Whereas Windows 8 Pro comes bundled with Microsoft’s Internet Explorer 10 browser, Ubuntu comes with a wide assortment of open-source software packages such as Firefox, Thunderbird, LibreOffice, and more, offering both individual and business users a pretty full suite of functionality.
Beyond those bundled programs, both Ubuntu and Windows 8 offer app stores to help users find the additional software they need.
Dating back to 2009, the Ubuntu Software Center now houses more than 40,000 apps, ranging from games to productivity tools to educational resources. In addition, by using Wine or CodeWeaver’s CrossOver, you can run Windows programs on top of Linux.
The Windows Store just launched with Windows 8, and at the time of its debut it included just over 9000 apps. Microsoft execs have said that they hope to provide 100,000 apps in the Windows Store within 90 days of the Windows launch.
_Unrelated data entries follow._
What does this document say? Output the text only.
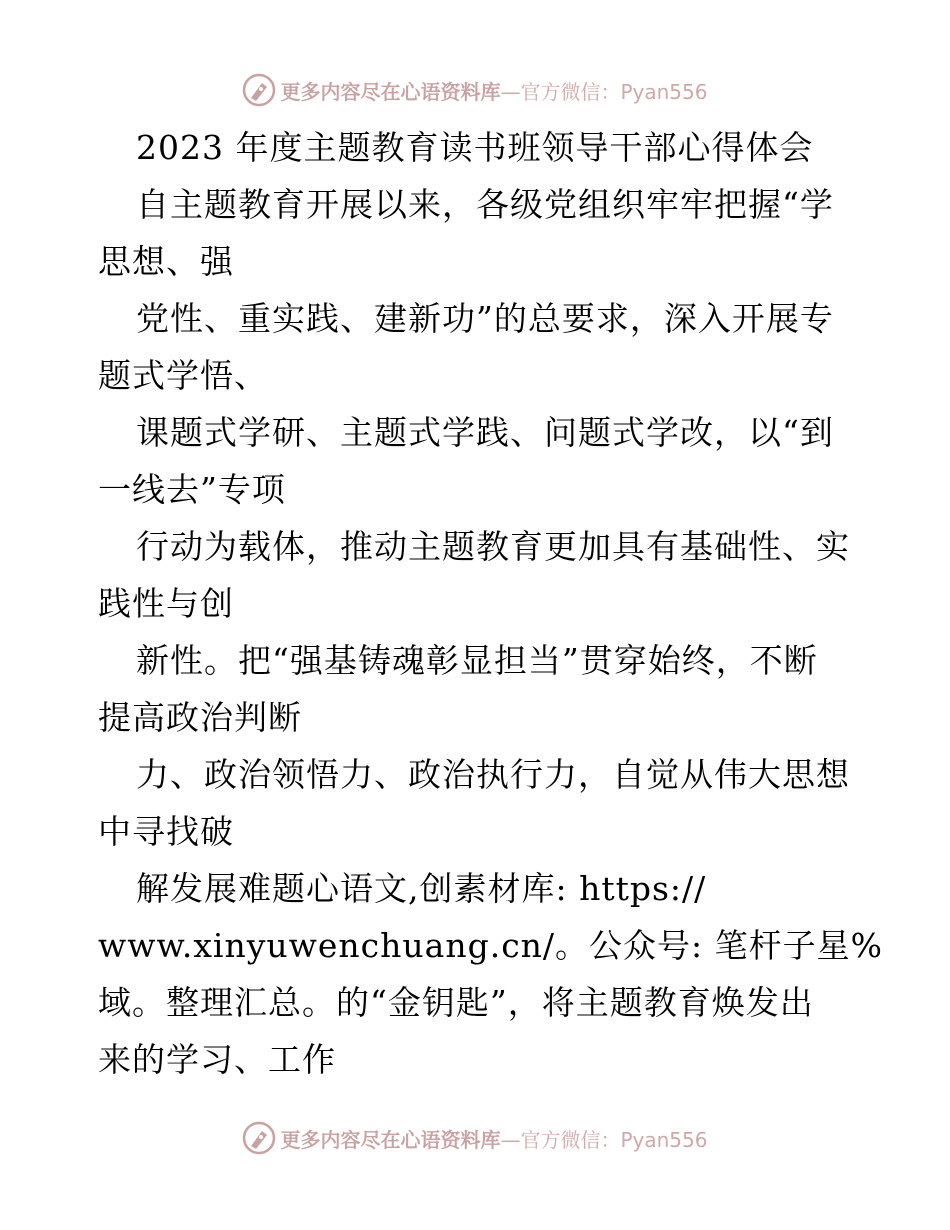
更多内容尽在心语资料库 —官方微信：Pyan556
2023 年度主题教育读书班领导干部心得体会
自主题教育开展以来，各级党组织牢牢把握“学
思想、强
党性、重实践、建新功”的总要求，深入开展专
题式学悟、
课题式学研、主题式学践、问题式学改，以“到
一线去”专项
行动为载体，推动主题教育更加具有基础性、实
践性与创
新性。把“强基铸魂彰显担当”贯穿始终，不断
提高政治判断
力、政治领悟力、政治执行力，自觉从伟大思想
中寻找破
解发展难题心语文,创素材库: https://
www.xinyuwenchuang.cn/。公众号: 笔杆子星%
域。整理汇总。的“金钥匙”，将主题教育焕发出
来的学习、工作
更多内容尽在心语资料库 —官方微信：Pyan556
Operating system binaries and drivers, however, will not come from the Windows Store. Rather, it will have both Windows RT (ARM) apps and Windows desktop (“legacy”) apps. Entries for legacy desktop apps in the Windows Store will take users to separate sites where they can purchase or download the apps. Ubuntu’s repository, on the other hand, centrally stores all operating system and app binaries and drivers.
As a result, aside from numbers, a key difference between the two app stores involves security. Ubuntu provides a GNU Privacy Guard (GnuPG) keyring-protected repository system wherein each application and driver has a unique keyring identity to verify its authenticity and integrity as having come only from the Ubuntu repo system. The keyring method of protection has been highly effective at ensuring that no rogue applications find their way into the repo—or onto users’ PCs.
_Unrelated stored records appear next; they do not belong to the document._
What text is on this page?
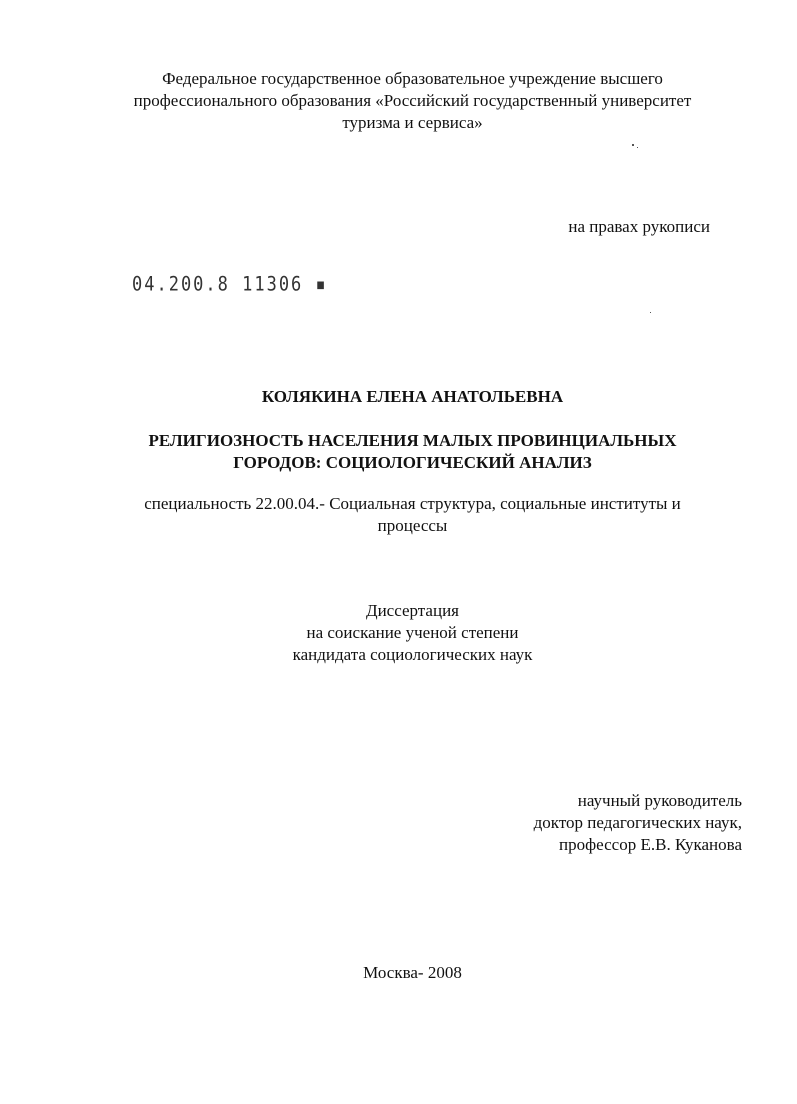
Федеральное государственное образовательное учреждение высшего
профессионального образования «Российский государственный университет
туризма и сервиса»
на правах рукописи
04.200.8 11306 ▪
КОЛЯКИНА ЕЛЕНА АНАТОЛЬЕВНА
РЕЛИГИОЗНОСТЬ НАСЕЛЕНИЯ МАЛЫХ ПРОВИНЦИАЛЬНЫХ
ГОРОДОВ: СОЦИОЛОГИЧЕСКИЙ АНАЛИЗ
специальность 22.00.04.- Социальная структура, социальные институты и
процессы
Диссертация
на соискание ученой степени
кандидата социологических наук
научный руководитель
доктор педагогических наук,
профессор Е.В. Куканова
Москва- 2008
Historically, Microsoft Windows has lacked such a keyring-protected repository. Although Microsoft does support its OS with monthly Windows Updates, no comparable third-party vendor support for updates exists. Because of this situation, users have had to venture online to obtain their own third-party-supported updates manually at separate websites. The Windows Store was developed to mitigate that risk and is specifically designed to curate apps, screen apps, and provide the capability to purchase apps. Time will tell how well it succeeds.